Lift up your heads.  Watch for the Lord.  Death, and fear, and destruction do not have the last word in your lives.  Jesus gets the last word.  And, that word cannot be erased.  “Heaven and earth will pass away, but my words will not pass away” (Luke 21:33).

“Heaven and earth will pass away, but my words will not pass away” (Luke 21:33).

As I was sitting and pondering this promise, I remembered an unremarkable experiment that every little kid eventually tries. 

Imagine a three year old, squatting down by some moving water (maybe by a creek or at the ocean).  And now imagine that he or she takes a pile of sand and piles it up on a rock that is partially submerged in the rushing water.  What happens? 

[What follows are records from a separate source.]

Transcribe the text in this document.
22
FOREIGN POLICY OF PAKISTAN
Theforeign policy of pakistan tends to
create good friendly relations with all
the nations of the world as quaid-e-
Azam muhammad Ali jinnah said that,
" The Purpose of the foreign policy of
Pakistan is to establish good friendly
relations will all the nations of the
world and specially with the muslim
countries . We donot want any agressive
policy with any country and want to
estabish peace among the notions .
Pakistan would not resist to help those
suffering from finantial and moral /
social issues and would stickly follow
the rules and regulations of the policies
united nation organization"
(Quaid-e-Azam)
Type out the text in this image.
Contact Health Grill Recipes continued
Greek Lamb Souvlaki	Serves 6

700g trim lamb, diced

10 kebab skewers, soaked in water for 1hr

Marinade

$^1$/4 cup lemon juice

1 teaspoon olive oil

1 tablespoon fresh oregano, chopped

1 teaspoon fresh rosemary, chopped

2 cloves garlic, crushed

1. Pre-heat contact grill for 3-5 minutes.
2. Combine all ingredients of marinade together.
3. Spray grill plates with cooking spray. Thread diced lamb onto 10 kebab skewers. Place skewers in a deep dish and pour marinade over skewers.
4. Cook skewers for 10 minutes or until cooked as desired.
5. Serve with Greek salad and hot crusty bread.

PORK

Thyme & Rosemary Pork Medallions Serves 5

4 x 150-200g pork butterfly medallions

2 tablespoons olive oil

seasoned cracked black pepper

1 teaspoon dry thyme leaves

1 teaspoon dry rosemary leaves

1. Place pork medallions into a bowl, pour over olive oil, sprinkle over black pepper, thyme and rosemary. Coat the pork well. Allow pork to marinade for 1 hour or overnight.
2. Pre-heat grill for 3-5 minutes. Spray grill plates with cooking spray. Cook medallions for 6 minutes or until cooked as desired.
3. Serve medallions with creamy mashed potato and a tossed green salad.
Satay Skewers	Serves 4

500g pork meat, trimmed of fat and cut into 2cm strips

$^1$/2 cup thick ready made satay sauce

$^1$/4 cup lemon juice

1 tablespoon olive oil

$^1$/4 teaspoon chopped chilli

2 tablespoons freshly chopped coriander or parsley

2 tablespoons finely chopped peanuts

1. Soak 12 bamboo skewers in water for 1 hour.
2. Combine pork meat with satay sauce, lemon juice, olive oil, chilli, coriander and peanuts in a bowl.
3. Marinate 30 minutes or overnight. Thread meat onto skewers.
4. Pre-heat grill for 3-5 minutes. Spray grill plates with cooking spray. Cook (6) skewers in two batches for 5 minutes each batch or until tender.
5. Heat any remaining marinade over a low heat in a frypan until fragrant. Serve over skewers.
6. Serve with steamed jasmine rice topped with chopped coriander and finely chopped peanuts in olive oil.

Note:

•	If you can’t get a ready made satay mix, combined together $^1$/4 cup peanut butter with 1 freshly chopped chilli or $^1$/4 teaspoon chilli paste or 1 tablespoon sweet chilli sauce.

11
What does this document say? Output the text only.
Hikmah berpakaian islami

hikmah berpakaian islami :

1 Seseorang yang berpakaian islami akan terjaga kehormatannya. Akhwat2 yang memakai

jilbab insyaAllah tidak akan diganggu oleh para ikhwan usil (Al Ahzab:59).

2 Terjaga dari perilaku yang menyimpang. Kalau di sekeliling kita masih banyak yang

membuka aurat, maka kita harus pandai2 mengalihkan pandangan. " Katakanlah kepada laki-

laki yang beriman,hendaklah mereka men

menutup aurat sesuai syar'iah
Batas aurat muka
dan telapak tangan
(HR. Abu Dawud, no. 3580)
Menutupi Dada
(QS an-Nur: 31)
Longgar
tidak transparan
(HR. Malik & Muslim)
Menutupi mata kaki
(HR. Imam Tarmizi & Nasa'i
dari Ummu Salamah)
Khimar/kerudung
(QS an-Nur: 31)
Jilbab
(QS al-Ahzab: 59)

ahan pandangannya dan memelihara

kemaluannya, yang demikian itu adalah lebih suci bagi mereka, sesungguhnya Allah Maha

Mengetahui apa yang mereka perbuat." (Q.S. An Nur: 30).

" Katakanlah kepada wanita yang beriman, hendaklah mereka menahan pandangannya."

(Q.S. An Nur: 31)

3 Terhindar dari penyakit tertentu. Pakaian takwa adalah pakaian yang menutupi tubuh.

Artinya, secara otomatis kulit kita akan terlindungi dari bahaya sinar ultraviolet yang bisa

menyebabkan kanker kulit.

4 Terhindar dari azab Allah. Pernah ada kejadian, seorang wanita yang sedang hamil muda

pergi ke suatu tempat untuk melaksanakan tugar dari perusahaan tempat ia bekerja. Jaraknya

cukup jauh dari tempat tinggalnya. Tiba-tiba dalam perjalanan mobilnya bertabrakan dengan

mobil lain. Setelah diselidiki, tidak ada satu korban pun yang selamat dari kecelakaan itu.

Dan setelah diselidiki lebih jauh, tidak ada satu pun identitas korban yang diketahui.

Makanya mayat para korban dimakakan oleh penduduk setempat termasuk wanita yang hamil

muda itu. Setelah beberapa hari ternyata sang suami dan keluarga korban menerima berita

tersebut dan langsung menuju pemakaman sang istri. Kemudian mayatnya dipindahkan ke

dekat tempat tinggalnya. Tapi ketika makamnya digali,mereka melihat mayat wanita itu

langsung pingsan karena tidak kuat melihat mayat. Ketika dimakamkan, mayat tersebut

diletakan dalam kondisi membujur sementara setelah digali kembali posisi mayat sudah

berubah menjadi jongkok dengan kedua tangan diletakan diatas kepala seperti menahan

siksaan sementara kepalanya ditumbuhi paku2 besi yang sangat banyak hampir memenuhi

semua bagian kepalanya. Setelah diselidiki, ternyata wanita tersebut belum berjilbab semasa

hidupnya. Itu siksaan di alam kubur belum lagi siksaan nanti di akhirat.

It is a simple experiment, I know, and what happens is obvious: the water rushes by and slowly erodes the sand, bit by bit, until all that is left is the rock.  Little three year olds will do this again and again, confirming the hypothesis that the water will take away the sand bit by bit, but not the rock.  Now, why in the world was I wasting time remembering this simple little experiment?  Because, though it is simple, I am not certain that we always trust the result.

Jesus says this, "Look at the fig tree and all the trees; as soon as they sprout leaves you can see for yourselves and know that summer is already near. So also, when you see the storms taking place, you know that the kingdom of God is near. Truly I tell you, this generation will not pass away until all things have taken place. Heaven and earth will pass away, but my words will not pass away” (Luke 21:29-33).

“Heaven and earth will pass away, but my words will not pass away.”  “Heaven and earth can be washed away bit by bit, but my words are a boulder,” Jesus teaches.  The more the cloudy mounds of sand are washed away, the clearer you can see the care, love, and grace of Jesus.  When the walls of fear and anxiety that have closed you in, finally wash away, then maybe you will finally be able to see Jesus coming to you.  You, sweet child of God, whose every finger and eyelash were molded and shaped out of love.  “Your redemption is drawing near” to you (Luke 21:28).

The promise of Jesus, to always be our rock of power and love, does not wash away.  So, stand up straight with your head held high and face the storm directly.  Have hope O people of God, and look, Jesus is here!